Maneka apretó los puños y se mordió la lengua, tal vez no era el momento de prescindir de esa relación tan prestigiosa. Bajó la mirada:
– Está bien, retrasaré el lanzamiento del libro, cambiaré los pies de foto.
Indira respiró aliviada. Era consciente de haber ganado una batalla, pero segura de que no sería la última. Por el momento, se había evitado la crisis.
Peleona y persistente, Maneka se hizo experta en tensar la cuerda. Se había convencido de dos cosas: una, que no había lugar para ella en la estructura de poder presidida por Indira, y dos, que podría llegar a rivalizar con su suegra. De modo que decidió, por un lado, redoblar su actitud desafiante y provocadora y, por otro, desarrollar su propia base movilizando a los seguidores, ahora destronados, de Sanjay. Maneka había aceptado ir a dar un discurso a la ciudad de Lucknow, capital del estado de Uttar Pradesh… frente a un grupo de disidentes del Congress, capitaneado por un antiguo amigo de Sanjay. Indira echaba humo: «Me están desafiando con una mini revuelta», le dijo a Pupul, después de que Maneka le hubiera hecho saber que había conseguido la adhesión de un centenar de miembros de la asamblea legislativa del estado de Uttar Pradesh leales a Sanjay. Indira le mandó un mensaje: «Si vas a Lucknow, no vuelvas nunca a mi casa.» Maneka dio marcha atrás y se disculpó, pero ya parecía claro que un enfrentamiento era inevitable. A Indira, esa «niñata» correosa y testaruda que le hacía la vida imposible la sacaba de quicio como no lo conseguían sus poderosos adversarios políticos, mucho más experimentados y maquiavélicos.
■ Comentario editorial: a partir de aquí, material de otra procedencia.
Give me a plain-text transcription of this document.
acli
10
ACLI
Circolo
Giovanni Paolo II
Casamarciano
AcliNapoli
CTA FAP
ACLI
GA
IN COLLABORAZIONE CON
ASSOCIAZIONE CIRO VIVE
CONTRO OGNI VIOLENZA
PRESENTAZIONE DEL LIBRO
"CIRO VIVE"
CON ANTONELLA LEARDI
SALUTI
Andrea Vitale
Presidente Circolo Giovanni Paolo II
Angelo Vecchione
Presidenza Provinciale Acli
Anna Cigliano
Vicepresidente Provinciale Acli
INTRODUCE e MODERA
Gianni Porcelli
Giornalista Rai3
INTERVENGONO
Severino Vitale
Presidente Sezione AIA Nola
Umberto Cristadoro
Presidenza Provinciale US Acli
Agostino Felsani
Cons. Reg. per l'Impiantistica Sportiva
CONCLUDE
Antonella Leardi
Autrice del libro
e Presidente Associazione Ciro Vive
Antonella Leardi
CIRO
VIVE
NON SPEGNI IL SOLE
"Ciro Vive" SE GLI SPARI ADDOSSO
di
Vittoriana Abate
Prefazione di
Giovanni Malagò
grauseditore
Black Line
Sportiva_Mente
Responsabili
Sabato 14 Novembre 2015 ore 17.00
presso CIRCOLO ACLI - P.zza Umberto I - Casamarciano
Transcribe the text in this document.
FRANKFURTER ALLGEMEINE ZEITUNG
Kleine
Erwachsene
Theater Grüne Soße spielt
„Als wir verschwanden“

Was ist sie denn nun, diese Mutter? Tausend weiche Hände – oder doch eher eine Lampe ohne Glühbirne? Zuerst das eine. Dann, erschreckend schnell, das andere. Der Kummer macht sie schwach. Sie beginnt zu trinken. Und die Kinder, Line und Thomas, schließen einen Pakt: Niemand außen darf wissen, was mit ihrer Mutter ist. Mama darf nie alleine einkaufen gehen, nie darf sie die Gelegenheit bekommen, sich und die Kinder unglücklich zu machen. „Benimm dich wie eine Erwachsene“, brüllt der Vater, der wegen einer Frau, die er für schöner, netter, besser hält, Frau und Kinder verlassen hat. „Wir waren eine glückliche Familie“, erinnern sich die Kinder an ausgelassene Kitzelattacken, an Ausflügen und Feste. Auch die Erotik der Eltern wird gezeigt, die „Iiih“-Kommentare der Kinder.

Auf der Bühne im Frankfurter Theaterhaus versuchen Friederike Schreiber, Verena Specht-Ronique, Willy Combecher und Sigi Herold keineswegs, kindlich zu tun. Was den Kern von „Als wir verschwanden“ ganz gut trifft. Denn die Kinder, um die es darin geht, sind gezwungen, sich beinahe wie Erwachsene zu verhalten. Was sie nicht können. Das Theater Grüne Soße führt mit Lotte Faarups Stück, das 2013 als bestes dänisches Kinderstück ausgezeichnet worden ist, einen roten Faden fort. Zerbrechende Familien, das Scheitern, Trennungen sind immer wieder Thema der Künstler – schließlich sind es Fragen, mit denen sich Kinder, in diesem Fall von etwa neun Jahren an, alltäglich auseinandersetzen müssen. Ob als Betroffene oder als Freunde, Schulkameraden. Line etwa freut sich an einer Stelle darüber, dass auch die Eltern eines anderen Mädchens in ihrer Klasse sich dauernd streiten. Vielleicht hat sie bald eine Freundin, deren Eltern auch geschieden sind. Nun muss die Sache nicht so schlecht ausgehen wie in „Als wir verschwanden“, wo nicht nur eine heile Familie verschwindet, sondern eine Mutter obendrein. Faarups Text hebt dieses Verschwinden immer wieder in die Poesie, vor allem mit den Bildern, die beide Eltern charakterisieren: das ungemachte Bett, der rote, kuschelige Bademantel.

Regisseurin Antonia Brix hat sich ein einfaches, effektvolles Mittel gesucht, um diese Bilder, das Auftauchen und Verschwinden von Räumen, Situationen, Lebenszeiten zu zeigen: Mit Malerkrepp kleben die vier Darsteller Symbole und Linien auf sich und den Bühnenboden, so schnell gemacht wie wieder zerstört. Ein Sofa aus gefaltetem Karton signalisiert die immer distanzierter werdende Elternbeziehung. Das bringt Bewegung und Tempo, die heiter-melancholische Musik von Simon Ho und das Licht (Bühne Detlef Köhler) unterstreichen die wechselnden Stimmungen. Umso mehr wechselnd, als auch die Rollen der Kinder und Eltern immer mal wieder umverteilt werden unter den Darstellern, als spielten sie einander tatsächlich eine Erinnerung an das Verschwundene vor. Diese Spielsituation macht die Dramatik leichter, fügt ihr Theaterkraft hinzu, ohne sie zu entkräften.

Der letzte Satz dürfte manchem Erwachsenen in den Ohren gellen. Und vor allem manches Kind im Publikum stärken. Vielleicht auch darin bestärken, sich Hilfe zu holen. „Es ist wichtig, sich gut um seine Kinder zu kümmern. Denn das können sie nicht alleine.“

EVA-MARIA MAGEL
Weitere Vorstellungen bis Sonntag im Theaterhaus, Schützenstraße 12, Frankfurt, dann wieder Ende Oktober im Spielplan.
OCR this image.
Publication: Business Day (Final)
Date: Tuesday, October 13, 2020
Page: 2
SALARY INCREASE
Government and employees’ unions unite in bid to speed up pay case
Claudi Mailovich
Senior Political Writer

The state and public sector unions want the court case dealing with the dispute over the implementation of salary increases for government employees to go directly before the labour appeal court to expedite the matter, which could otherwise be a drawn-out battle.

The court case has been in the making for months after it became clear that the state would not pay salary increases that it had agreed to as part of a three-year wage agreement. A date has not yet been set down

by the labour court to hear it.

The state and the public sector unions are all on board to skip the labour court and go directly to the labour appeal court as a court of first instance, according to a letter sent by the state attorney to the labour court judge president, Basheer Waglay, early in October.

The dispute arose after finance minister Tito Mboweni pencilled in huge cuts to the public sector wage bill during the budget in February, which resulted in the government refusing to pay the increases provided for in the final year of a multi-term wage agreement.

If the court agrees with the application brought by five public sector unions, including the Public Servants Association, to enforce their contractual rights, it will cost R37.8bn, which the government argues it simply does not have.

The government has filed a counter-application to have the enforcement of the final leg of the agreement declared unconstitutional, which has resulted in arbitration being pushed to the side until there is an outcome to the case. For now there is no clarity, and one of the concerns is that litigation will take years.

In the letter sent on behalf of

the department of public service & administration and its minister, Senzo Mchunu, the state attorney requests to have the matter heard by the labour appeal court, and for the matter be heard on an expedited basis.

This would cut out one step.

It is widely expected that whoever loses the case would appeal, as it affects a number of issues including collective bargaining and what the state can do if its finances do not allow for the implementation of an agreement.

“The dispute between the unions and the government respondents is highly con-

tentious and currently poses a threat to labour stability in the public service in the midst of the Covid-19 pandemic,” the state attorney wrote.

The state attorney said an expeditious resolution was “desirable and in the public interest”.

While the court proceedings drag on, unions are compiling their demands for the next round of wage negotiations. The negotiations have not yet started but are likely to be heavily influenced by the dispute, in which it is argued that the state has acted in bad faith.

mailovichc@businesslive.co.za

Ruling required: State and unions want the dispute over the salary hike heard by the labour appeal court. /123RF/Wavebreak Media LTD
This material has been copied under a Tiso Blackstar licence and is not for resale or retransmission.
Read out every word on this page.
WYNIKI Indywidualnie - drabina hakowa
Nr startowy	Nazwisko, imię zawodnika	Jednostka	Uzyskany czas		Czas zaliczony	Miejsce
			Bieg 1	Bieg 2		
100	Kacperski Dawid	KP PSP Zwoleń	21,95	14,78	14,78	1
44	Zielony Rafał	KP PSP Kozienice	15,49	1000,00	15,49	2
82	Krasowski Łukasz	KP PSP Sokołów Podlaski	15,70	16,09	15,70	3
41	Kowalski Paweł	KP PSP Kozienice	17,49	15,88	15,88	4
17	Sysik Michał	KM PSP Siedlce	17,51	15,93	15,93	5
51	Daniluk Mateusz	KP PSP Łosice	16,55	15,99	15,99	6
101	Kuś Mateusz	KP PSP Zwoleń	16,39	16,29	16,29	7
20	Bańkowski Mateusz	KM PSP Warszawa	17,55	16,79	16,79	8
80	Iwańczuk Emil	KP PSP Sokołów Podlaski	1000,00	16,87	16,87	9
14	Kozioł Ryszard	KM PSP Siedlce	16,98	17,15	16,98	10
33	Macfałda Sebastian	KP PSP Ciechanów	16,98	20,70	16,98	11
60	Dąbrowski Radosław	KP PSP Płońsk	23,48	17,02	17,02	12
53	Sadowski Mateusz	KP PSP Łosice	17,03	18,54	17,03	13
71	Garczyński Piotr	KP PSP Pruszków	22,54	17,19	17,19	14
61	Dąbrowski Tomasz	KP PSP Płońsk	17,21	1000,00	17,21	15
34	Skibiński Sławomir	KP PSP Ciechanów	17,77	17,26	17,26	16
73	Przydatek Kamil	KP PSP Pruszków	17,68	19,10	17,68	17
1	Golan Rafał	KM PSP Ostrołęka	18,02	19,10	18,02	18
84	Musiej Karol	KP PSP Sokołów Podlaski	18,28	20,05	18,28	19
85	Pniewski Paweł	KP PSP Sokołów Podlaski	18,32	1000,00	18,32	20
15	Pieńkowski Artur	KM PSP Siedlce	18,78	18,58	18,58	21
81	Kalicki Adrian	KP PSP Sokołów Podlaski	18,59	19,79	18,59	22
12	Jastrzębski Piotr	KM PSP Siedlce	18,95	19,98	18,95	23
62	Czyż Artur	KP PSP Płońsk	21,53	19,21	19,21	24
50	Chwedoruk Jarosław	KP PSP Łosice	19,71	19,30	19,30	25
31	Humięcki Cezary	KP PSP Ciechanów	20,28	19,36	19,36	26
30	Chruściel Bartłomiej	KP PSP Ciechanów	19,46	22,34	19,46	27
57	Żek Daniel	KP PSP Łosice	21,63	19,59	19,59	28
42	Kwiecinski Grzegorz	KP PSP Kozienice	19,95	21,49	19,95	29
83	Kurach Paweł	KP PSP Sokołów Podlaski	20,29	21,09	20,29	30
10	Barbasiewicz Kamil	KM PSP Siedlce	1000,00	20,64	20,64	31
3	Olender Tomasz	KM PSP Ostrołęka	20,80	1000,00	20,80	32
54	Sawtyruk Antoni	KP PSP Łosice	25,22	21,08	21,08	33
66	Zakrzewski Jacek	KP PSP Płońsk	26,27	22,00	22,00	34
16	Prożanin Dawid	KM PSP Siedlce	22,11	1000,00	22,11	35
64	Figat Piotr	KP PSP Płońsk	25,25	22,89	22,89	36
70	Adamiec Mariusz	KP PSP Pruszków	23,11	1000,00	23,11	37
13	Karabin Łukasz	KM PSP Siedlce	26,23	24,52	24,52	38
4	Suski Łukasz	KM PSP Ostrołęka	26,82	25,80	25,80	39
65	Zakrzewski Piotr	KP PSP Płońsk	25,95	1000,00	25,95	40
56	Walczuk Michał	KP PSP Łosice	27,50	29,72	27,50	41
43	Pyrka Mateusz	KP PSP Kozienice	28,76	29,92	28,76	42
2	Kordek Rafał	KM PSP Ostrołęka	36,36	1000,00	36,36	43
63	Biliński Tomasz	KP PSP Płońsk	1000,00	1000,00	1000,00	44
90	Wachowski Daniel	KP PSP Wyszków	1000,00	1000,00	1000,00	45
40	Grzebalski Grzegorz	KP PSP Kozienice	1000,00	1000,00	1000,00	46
Para intentar arreglar las cosas, Indira se la llevó de viaje a Kenia con Rahul y Priyanka. Pero el viaje que de verdad le hubiera gustado hacer a Maneka era el que hicieron Rajiv y Sonia a Londres para la boda del príncipe de Gales con Diana Spencer. Indira les había mandado en nombre suyo, para presentar en el extranjero a quien acabaría con toda probabilidad sucediéndola. Ése sí era un viaje con glamour, codeándose con el poder y lo más granado de la sociedad mundial. En cambio a Maneka le tocaba ir con los niños «a ver animales». Empezó quejándose de que era la única de la familia que carecía de pasaporte diplomático. Casi no habló con sus sobrinos en todo el viaje y apenas contestaba a su suegra cuando ésta la llamaba o procuraba animarla. En todo momento se mantuvo apartada, con cara mustia, porque en el fondo no quería estar allí. Cuando, en la embajada en Nairobi, llegó el momento de saludar a los representantes de la numerosa colonia india, lo hizo desganada y fríamente, tanto que daba vergüenza ajena. Taciturna, no se sabía muy bien si se sentía aburrida o simplemente que nada la interesaba. O si estaba tramando algo. O las tres cosas a la vez.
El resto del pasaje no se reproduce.